Wednesday, April 13, 2005

Saving DeLay: the GOP's "culture of life" in action

The part of me that likes to have dessert before the meal enjoys the prospect of DeLay getting dropped like a bad stink by the House Republicans (a consummation that appears more likely with each passing day). But the other part of me--let's call him the realist--knows there are two important reasons not to give DeLay the quick flush:

First, there's the fact that however inviting a target The Hammer might be--one thing that both Dems and Repubs agree on in this business--the problem is hardly limited to his bad acts, as Talking Points Memo reminds us,

But he isn't a Majority Leader who happens, possibly, also to be corrupt. The GOP Majority in the House is built on his corrupt practices, his money machine. They define its modes of operation and priorities.
Absent DeLay, the game of corruption and abuse of power will go on; it's just that they'll have lost their finest practitioner of the art--their Air Jordan, if you will. It'll take a general House cleaning, not just one ritual sacrifice, to change the status quo.

Which brings us to the second reason not to want this business to end too rapidly: the ongoing problem of the American voter's short attention span. A quick and too-tidy resolution to l'affaire DeLay, plus a couple more judiciously timed changes in the Terror Threat Level, could easily drive whole business off the radar screen by next summer, when every member of the House will stand for re-election.
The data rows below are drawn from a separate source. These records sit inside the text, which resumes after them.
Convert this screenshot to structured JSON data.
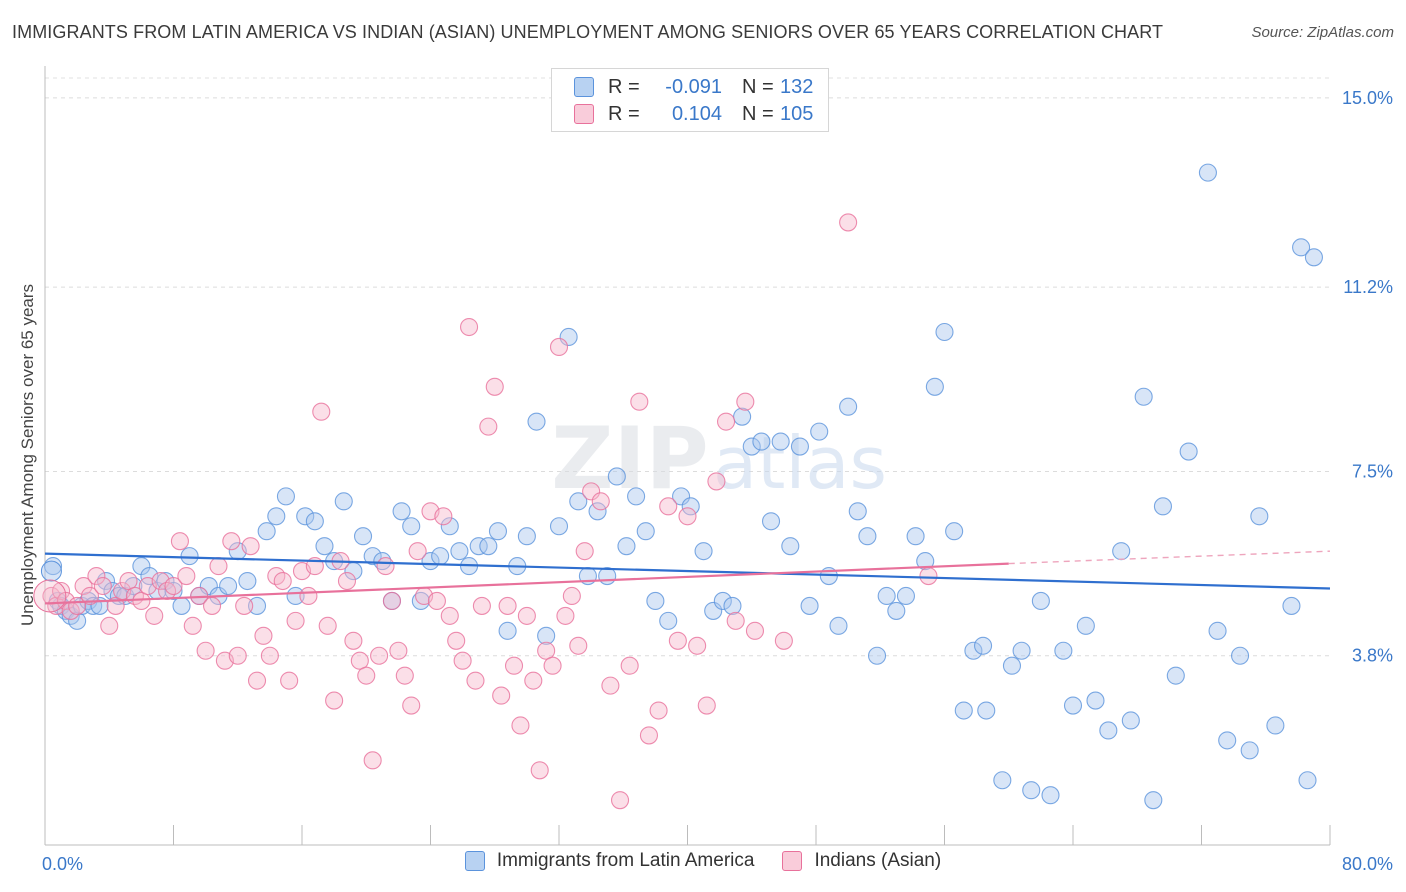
{
  "title": "IMMIGRANTS FROM LATIN AMERICA VS INDIAN (ASIAN) UNEMPLOYMENT AMONG SENIORS OVER 65 YEARS CORRELATION CHART",
  "source": "Source: ZipAtlas.com",
  "watermark": {
    "zip": "ZIP",
    "atlas": "atlas"
  },
  "legend_top": [
    {
      "r_label": "R =",
      "r_value": "-0.091",
      "n_label": "N =",
      "n_value": "132",
      "color": "#a9c6ee"
    },
    {
      "r_label": "R =",
      "r_value": "0.104",
      "n_label": "N =",
      "n_value": "105",
      "color": "#f6b9cc"
    }
  ],
  "chart_data": {
    "type": "scatter",
    "title": "IMMIGRANTS FROM LATIN AMERICA VS INDIAN (ASIAN) UNEMPLOYMENT AMONG SENIORS OVER 65 YEARS CORRELATION CHART",
    "xlabel": "",
    "ylabel": "Unemployment Among Seniors over 65 years",
    "xlim": [
      0,
      80
    ],
    "ylim": [
      0,
      15.4
    ],
    "x_tick_labels": [
      "0.0%",
      "80.0%"
    ],
    "y_ticks": [
      3.8,
      7.5,
      11.2,
      15.0
    ],
    "y_tick_labels": [
      "3.8%",
      "7.5%",
      "11.2%",
      "15.0%"
    ],
    "grid": "horizontal dashed",
    "legend_placement": "bottom",
    "series": [
      {
        "name": "Immigrants from Latin America",
        "color": "#5b93dc",
        "fill": "#a9c6ee",
        "trend": {
          "x": [
            0,
            80
          ],
          "y": [
            5.85,
            5.15
          ]
        },
        "points": [
          [
            0.5,
            5.6
          ],
          [
            0.8,
            4.9
          ],
          [
            1.0,
            4.8
          ],
          [
            1.3,
            4.7
          ],
          [
            1.6,
            4.6
          ],
          [
            2.0,
            4.5
          ],
          [
            2.3,
            4.8
          ],
          [
            2.7,
            4.9
          ],
          [
            3.0,
            4.8
          ],
          [
            3.4,
            4.8
          ],
          [
            3.8,
            5.3
          ],
          [
            4.2,
            5.1
          ],
          [
            4.6,
            5.0
          ],
          [
            5.0,
            5.0
          ],
          [
            5.5,
            5.2
          ],
          [
            6.0,
            5.6
          ],
          [
            6.5,
            5.4
          ],
          [
            7.0,
            5.1
          ],
          [
            7.5,
            5.3
          ],
          [
            8.0,
            5.1
          ],
          [
            8.5,
            4.8
          ],
          [
            9.0,
            5.8
          ],
          [
            9.6,
            5.0
          ],
          [
            10.2,
            5.2
          ],
          [
            10.8,
            5.0
          ],
          [
            11.4,
            5.2
          ],
          [
            12.0,
            5.9
          ],
          [
            12.6,
            5.3
          ],
          [
            13.2,
            4.8
          ],
          [
            13.8,
            6.3
          ],
          [
            14.4,
            6.6
          ],
          [
            15.0,
            7.0
          ],
          [
            15.6,
            5.0
          ],
          [
            16.2,
            6.6
          ],
          [
            16.8,
            6.5
          ],
          [
            17.4,
            6.0
          ],
          [
            18.0,
            5.7
          ],
          [
            18.6,
            6.9
          ],
          [
            19.2,
            5.5
          ],
          [
            19.8,
            6.2
          ],
          [
            20.4,
            5.8
          ],
          [
            21.0,
            5.7
          ],
          [
            21.6,
            4.9
          ],
          [
            22.2,
            6.7
          ],
          [
            22.8,
            6.4
          ],
          [
            23.4,
            4.9
          ],
          [
            24.0,
            5.7
          ],
          [
            24.6,
            5.8
          ],
          [
            25.2,
            6.4
          ],
          [
            25.8,
            5.9
          ],
          [
            26.4,
            5.6
          ],
          [
            27.0,
            6.0
          ],
          [
            27.6,
            6.0
          ],
          [
            28.2,
            6.3
          ],
          [
            28.8,
            4.3
          ],
          [
            29.4,
            5.6
          ],
          [
            30.0,
            6.2
          ],
          [
            30.6,
            8.5
          ],
          [
            31.2,
            4.2
          ],
          [
            32.0,
            6.4
          ],
          [
            32.6,
            10.2
          ],
          [
            33.2,
            6.9
          ],
          [
            33.8,
            5.4
          ],
          [
            34.4,
            6.7
          ],
          [
            35.0,
            5.4
          ],
          [
            35.6,
            7.4
          ],
          [
            36.2,
            6.0
          ],
          [
            36.8,
            7.0
          ],
          [
            37.4,
            6.3
          ],
          [
            38.0,
            4.9
          ],
          [
            38.8,
            4.5
          ],
          [
            39.6,
            7.0
          ],
          [
            40.2,
            6.8
          ],
          [
            41.0,
            5.9
          ],
          [
            41.6,
            4.7
          ],
          [
            42.2,
            4.9
          ],
          [
            42.8,
            4.8
          ],
          [
            43.4,
            8.6
          ],
          [
            44.0,
            8.0
          ],
          [
            44.6,
            8.1
          ],
          [
            45.2,
            6.5
          ],
          [
            45.8,
            8.1
          ],
          [
            46.4,
            6.0
          ],
          [
            47.0,
            8.0
          ],
          [
            47.6,
            4.8
          ],
          [
            48.2,
            8.3
          ],
          [
            48.8,
            5.4
          ],
          [
            49.4,
            4.4
          ],
          [
            50.0,
            8.8
          ],
          [
            50.6,
            6.7
          ],
          [
            51.2,
            6.2
          ],
          [
            51.8,
            3.8
          ],
          [
            52.4,
            5.0
          ],
          [
            53.0,
            4.7
          ],
          [
            53.6,
            5.0
          ],
          [
            54.2,
            6.2
          ],
          [
            54.8,
            5.7
          ],
          [
            55.4,
            9.2
          ],
          [
            56.0,
            10.3
          ],
          [
            56.6,
            6.3
          ],
          [
            57.2,
            2.7
          ],
          [
            57.8,
            3.9
          ],
          [
            58.4,
            4.0
          ],
          [
            58.6,
            2.7
          ],
          [
            59.6,
            1.3
          ],
          [
            60.2,
            3.6
          ],
          [
            60.8,
            3.9
          ],
          [
            61.4,
            1.1
          ],
          [
            62.0,
            4.9
          ],
          [
            62.6,
            1.0
          ],
          [
            63.4,
            3.9
          ],
          [
            64.0,
            2.8
          ],
          [
            64.8,
            4.4
          ],
          [
            65.4,
            2.9
          ],
          [
            66.2,
            2.3
          ],
          [
            67.0,
            5.9
          ],
          [
            67.6,
            2.5
          ],
          [
            68.4,
            9.0
          ],
          [
            69.0,
            0.9
          ],
          [
            69.6,
            6.8
          ],
          [
            70.4,
            3.4
          ],
          [
            71.2,
            7.9
          ],
          [
            72.4,
            13.5
          ],
          [
            73.0,
            4.3
          ],
          [
            73.6,
            2.1
          ],
          [
            74.4,
            3.8
          ],
          [
            75.0,
            1.9
          ],
          [
            75.6,
            6.6
          ],
          [
            76.6,
            2.4
          ],
          [
            77.6,
            4.8
          ],
          [
            78.2,
            12.0
          ],
          [
            78.6,
            1.3
          ],
          [
            79.0,
            11.8
          ]
        ]
      },
      {
        "name": "Indians (Asian)",
        "color": "#e8719b",
        "fill": "#f6b9cc",
        "trend": {
          "x": [
            0,
            60
          ],
          "y": [
            4.85,
            5.65
          ]
        },
        "trend_dashed": {
          "x": [
            60,
            80
          ],
          "y": [
            5.65,
            5.9
          ]
        },
        "points": [
          [
            0.4,
            5.0
          ],
          [
            0.7,
            4.8
          ],
          [
            1.0,
            5.1
          ],
          [
            1.3,
            4.9
          ],
          [
            1.6,
            4.7
          ],
          [
            2.0,
            4.8
          ],
          [
            2.4,
            5.2
          ],
          [
            2.8,
            5.0
          ],
          [
            3.2,
            5.4
          ],
          [
            3.6,
            5.2
          ],
          [
            4.0,
            4.4
          ],
          [
            4.4,
            4.8
          ],
          [
            4.8,
            5.1
          ],
          [
            5.2,
            5.3
          ],
          [
            5.6,
            5.0
          ],
          [
            6.0,
            4.9
          ],
          [
            6.4,
            5.2
          ],
          [
            6.8,
            4.6
          ],
          [
            7.2,
            5.3
          ],
          [
            7.6,
            5.1
          ],
          [
            8.0,
            5.2
          ],
          [
            8.4,
            6.1
          ],
          [
            8.8,
            5.4
          ],
          [
            9.2,
            4.4
          ],
          [
            9.6,
            5.0
          ],
          [
            10.0,
            3.9
          ],
          [
            10.4,
            4.8
          ],
          [
            10.8,
            5.6
          ],
          [
            11.2,
            3.7
          ],
          [
            11.6,
            6.1
          ],
          [
            12.0,
            3.8
          ],
          [
            12.4,
            4.8
          ],
          [
            12.8,
            6.0
          ],
          [
            13.2,
            3.3
          ],
          [
            13.6,
            4.2
          ],
          [
            14.0,
            3.8
          ],
          [
            14.4,
            5.4
          ],
          [
            14.8,
            5.3
          ],
          [
            15.2,
            3.3
          ],
          [
            15.6,
            4.5
          ],
          [
            16.0,
            5.5
          ],
          [
            16.4,
            5.0
          ],
          [
            16.8,
            5.6
          ],
          [
            17.2,
            8.7
          ],
          [
            17.6,
            4.4
          ],
          [
            18.0,
            2.9
          ],
          [
            18.4,
            5.7
          ],
          [
            18.8,
            5.3
          ],
          [
            19.2,
            4.1
          ],
          [
            19.6,
            3.7
          ],
          [
            20.0,
            3.4
          ],
          [
            20.4,
            1.7
          ],
          [
            20.8,
            3.8
          ],
          [
            21.2,
            5.6
          ],
          [
            21.6,
            4.9
          ],
          [
            22.0,
            3.9
          ],
          [
            22.4,
            3.4
          ],
          [
            22.8,
            2.8
          ],
          [
            23.2,
            5.9
          ],
          [
            23.6,
            5.0
          ],
          [
            24.0,
            6.7
          ],
          [
            24.4,
            4.9
          ],
          [
            24.8,
            6.6
          ],
          [
            25.2,
            4.6
          ],
          [
            25.6,
            4.1
          ],
          [
            26.0,
            3.7
          ],
          [
            26.4,
            10.4
          ],
          [
            26.8,
            3.3
          ],
          [
            27.2,
            4.8
          ],
          [
            27.6,
            8.4
          ],
          [
            28.0,
            9.2
          ],
          [
            28.4,
            3.0
          ],
          [
            28.8,
            4.8
          ],
          [
            29.2,
            3.6
          ],
          [
            29.6,
            2.4
          ],
          [
            30.0,
            4.6
          ],
          [
            30.4,
            3.3
          ],
          [
            30.8,
            1.5
          ],
          [
            31.2,
            3.9
          ],
          [
            31.6,
            3.6
          ],
          [
            32.0,
            10.0
          ],
          [
            32.4,
            4.6
          ],
          [
            32.8,
            5.0
          ],
          [
            33.2,
            4.0
          ],
          [
            33.6,
            5.9
          ],
          [
            34.0,
            7.1
          ],
          [
            34.6,
            6.9
          ],
          [
            35.2,
            3.2
          ],
          [
            35.8,
            0.9
          ],
          [
            36.4,
            3.6
          ],
          [
            37.0,
            8.9
          ],
          [
            37.6,
            2.2
          ],
          [
            38.2,
            2.7
          ],
          [
            38.8,
            6.8
          ],
          [
            39.4,
            4.1
          ],
          [
            40.0,
            6.6
          ],
          [
            40.6,
            4.0
          ],
          [
            41.2,
            2.8
          ],
          [
            41.8,
            7.3
          ],
          [
            42.4,
            8.5
          ],
          [
            43.0,
            4.5
          ],
          [
            43.6,
            8.9
          ],
          [
            44.2,
            4.3
          ],
          [
            46.0,
            4.1
          ],
          [
            50.0,
            12.5
          ],
          [
            55.0,
            5.4
          ]
        ]
      }
    ]
  },
  "legend_bottom": [
    {
      "label": "Immigrants from Latin America",
      "color": "#a9c6ee"
    },
    {
      "label": "Indians (Asian)",
      "color": "#f6b9cc"
    }
  ]
}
The Christian Science Monitor has a decent background piece on the gradual fall from the moral high ground by House Repubs in the last decade. Apart from context that's missing from a lot of current coverage that seems to be driven by the GOP talking points (e.g., are the Dems just "playing politics" by preventing the Ethics Committee from convening?), the Monitor piece includes this nicely-worded "Culture of Life" take on the problem by an anonymous Repub:
But in private, some senior leaders are saying it's only a matter of time before the most powerful Republican in Congress is forced from office. "Democrats should save their money. Why murder someone who is committing suicide?" said a senior GOP lawmaker, on condition of anonymity.
With friends like these, does DeLay need enemies? Well, sure, of course he does.